Przykładem niech będą Issak i Solomou. Zatem sytuacja jest dość poważna jeśli nie przestrzega się tureckich zasad. I tu pytanie? Czy to sprawa cypryjska? Bo wciąż słychać tylko indyki.
Niestety Turcja nie odpuszcza. Pomimo oficjalnych zapewnień o poparciu dla rozwiązania tego zamrożonego konfliktu, wszystko co się rzeczywiście dzieje, zaprzecza tym słowom. Nikt już nie pamięta o co rzeczywiście poszło. Śmierć poniosły tysiące ludzi. Część z nich do dziś wciąż czeka na swoje miejsce spoczynku z imieniem i nazwiskiem. I przybliżoną datą śmierci. Poniesionych szkód psychicznych nie sposób niczym zastąpić. Nie ma spokoju gdy żyje się w niepewności.
Za szkody moralne, psychiczne i materialne Turcja wyrokiem Trybunału Praw Człowieka miała wypłacić ludności Cypru odszkodowania.
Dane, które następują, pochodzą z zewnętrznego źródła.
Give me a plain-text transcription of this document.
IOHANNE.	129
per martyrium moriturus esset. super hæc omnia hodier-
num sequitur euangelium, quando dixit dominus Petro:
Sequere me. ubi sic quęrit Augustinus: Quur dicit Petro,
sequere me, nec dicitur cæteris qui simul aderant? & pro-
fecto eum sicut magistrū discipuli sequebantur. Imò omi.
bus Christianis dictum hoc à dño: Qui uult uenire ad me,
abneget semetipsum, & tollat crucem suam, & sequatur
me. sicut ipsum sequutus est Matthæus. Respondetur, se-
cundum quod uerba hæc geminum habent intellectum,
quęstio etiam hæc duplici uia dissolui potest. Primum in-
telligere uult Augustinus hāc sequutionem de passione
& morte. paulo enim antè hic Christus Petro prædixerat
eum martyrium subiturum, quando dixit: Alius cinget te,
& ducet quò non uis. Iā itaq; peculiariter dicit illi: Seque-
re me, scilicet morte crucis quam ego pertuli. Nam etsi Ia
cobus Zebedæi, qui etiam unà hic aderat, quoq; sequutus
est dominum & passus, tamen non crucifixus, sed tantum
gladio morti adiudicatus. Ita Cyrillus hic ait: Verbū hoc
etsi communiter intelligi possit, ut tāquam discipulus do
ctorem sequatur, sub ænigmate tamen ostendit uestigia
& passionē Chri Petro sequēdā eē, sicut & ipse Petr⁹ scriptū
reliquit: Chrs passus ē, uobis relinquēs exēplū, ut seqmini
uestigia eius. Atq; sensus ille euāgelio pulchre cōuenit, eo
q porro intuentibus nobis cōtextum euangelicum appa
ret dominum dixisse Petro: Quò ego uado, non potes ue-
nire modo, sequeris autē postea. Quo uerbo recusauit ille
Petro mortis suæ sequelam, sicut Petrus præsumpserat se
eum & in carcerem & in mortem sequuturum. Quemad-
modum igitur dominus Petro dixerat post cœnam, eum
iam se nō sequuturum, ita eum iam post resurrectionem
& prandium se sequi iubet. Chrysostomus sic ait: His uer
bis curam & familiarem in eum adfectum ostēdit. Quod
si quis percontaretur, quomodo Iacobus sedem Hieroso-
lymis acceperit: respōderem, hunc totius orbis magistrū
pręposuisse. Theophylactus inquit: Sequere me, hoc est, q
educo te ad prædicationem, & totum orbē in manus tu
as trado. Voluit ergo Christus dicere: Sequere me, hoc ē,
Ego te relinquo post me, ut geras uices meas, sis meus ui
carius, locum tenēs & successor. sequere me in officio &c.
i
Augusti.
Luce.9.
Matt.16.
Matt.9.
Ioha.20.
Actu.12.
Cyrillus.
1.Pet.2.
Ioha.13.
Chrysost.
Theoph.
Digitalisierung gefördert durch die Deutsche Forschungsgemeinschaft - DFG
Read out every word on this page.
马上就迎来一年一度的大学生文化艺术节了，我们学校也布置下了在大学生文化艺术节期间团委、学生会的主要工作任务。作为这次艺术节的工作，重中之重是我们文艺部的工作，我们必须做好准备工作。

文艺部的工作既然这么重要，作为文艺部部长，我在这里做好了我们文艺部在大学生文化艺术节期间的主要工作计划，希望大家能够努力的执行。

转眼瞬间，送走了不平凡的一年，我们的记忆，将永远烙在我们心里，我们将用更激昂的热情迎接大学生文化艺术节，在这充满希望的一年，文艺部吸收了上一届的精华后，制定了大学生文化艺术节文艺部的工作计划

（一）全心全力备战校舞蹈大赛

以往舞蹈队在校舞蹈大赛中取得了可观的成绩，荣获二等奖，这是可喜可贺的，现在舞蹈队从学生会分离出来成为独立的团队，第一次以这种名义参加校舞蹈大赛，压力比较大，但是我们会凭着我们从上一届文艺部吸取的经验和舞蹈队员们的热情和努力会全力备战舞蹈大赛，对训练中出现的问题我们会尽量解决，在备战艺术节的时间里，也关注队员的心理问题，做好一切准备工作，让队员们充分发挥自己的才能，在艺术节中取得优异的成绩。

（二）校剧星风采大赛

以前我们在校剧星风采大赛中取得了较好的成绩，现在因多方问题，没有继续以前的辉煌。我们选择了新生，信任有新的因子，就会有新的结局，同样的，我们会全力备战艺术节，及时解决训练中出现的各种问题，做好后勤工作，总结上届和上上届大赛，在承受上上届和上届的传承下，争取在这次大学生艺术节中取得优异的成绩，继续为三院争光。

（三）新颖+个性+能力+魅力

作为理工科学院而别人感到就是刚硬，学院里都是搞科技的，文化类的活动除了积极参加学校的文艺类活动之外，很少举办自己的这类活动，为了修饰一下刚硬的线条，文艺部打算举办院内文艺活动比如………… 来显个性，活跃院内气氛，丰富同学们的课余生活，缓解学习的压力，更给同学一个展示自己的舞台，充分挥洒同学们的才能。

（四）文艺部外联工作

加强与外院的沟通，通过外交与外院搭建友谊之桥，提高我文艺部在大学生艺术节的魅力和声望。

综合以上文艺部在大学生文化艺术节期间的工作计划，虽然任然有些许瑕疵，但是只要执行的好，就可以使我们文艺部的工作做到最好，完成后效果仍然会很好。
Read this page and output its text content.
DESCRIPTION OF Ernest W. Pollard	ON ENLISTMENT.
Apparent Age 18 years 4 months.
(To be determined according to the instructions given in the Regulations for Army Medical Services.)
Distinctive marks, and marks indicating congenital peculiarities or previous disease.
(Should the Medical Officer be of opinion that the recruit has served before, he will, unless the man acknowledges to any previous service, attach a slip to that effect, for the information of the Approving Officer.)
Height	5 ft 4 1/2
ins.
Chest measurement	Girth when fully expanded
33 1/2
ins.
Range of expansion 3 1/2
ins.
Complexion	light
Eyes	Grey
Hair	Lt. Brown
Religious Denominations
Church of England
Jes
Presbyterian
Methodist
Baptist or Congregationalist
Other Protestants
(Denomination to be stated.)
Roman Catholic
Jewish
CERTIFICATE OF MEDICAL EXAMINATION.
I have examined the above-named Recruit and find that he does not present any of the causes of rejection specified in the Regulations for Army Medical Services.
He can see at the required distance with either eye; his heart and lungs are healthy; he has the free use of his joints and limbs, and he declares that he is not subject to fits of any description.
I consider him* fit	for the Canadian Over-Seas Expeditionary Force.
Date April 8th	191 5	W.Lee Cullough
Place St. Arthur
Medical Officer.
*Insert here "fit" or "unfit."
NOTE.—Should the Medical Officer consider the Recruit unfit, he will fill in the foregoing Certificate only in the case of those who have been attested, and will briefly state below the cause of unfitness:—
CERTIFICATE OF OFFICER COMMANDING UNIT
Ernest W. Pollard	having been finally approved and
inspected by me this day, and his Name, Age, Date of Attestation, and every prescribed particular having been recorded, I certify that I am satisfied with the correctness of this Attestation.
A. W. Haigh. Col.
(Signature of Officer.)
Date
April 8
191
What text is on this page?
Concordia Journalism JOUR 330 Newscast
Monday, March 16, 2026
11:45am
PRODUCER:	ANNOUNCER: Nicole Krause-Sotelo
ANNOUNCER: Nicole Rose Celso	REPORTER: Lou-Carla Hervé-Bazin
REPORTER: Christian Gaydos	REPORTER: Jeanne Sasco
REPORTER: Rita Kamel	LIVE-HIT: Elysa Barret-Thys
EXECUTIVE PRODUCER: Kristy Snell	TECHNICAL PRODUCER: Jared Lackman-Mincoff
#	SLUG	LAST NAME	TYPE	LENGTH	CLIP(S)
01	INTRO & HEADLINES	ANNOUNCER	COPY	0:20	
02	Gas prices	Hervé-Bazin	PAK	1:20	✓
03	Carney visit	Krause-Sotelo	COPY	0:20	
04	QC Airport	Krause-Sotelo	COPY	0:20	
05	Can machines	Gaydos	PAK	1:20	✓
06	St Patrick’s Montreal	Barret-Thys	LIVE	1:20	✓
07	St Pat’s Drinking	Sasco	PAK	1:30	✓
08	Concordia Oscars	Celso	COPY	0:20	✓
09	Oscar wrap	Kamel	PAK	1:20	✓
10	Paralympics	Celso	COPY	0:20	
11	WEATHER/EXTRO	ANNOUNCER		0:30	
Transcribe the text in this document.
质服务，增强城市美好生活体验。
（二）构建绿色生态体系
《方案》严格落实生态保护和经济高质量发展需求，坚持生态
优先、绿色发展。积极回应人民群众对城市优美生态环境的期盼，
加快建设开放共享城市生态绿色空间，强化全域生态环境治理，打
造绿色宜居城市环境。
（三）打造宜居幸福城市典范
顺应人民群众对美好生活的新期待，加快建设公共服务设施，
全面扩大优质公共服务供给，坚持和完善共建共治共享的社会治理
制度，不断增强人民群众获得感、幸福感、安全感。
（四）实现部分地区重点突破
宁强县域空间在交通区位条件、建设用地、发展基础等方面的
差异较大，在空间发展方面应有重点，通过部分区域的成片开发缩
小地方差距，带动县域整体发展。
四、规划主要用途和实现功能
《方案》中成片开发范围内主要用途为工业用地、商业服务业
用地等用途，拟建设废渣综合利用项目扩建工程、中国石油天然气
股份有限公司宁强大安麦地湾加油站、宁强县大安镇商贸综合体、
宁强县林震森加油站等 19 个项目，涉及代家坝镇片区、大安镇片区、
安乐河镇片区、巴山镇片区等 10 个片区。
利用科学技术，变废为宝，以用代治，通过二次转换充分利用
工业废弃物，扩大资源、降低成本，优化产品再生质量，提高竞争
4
Do dziś echo. Choć Unia dla Cypru była sprawiedliwa gdy ogłosiła Halloumi z wyróżnieniem na turecką nazwę, jako produkt cypryjski.
A po ostatnich niusach o czterech europejskich przywielejach (a od kiedy Turcja jest w Unii?), zdaje się że Turcja czuje się zupełnie nie zobowiązana do jakiejkolwiek pokory i zamiast spakować manatki i pozwolić podzielonym społecznościom żyć, wciąż stawia warunki…
Teraz jest chyba ostatnia już szansa na zjednoczenie. Ludzie urodzeni po wojnie nie pamiętają już jak było przed…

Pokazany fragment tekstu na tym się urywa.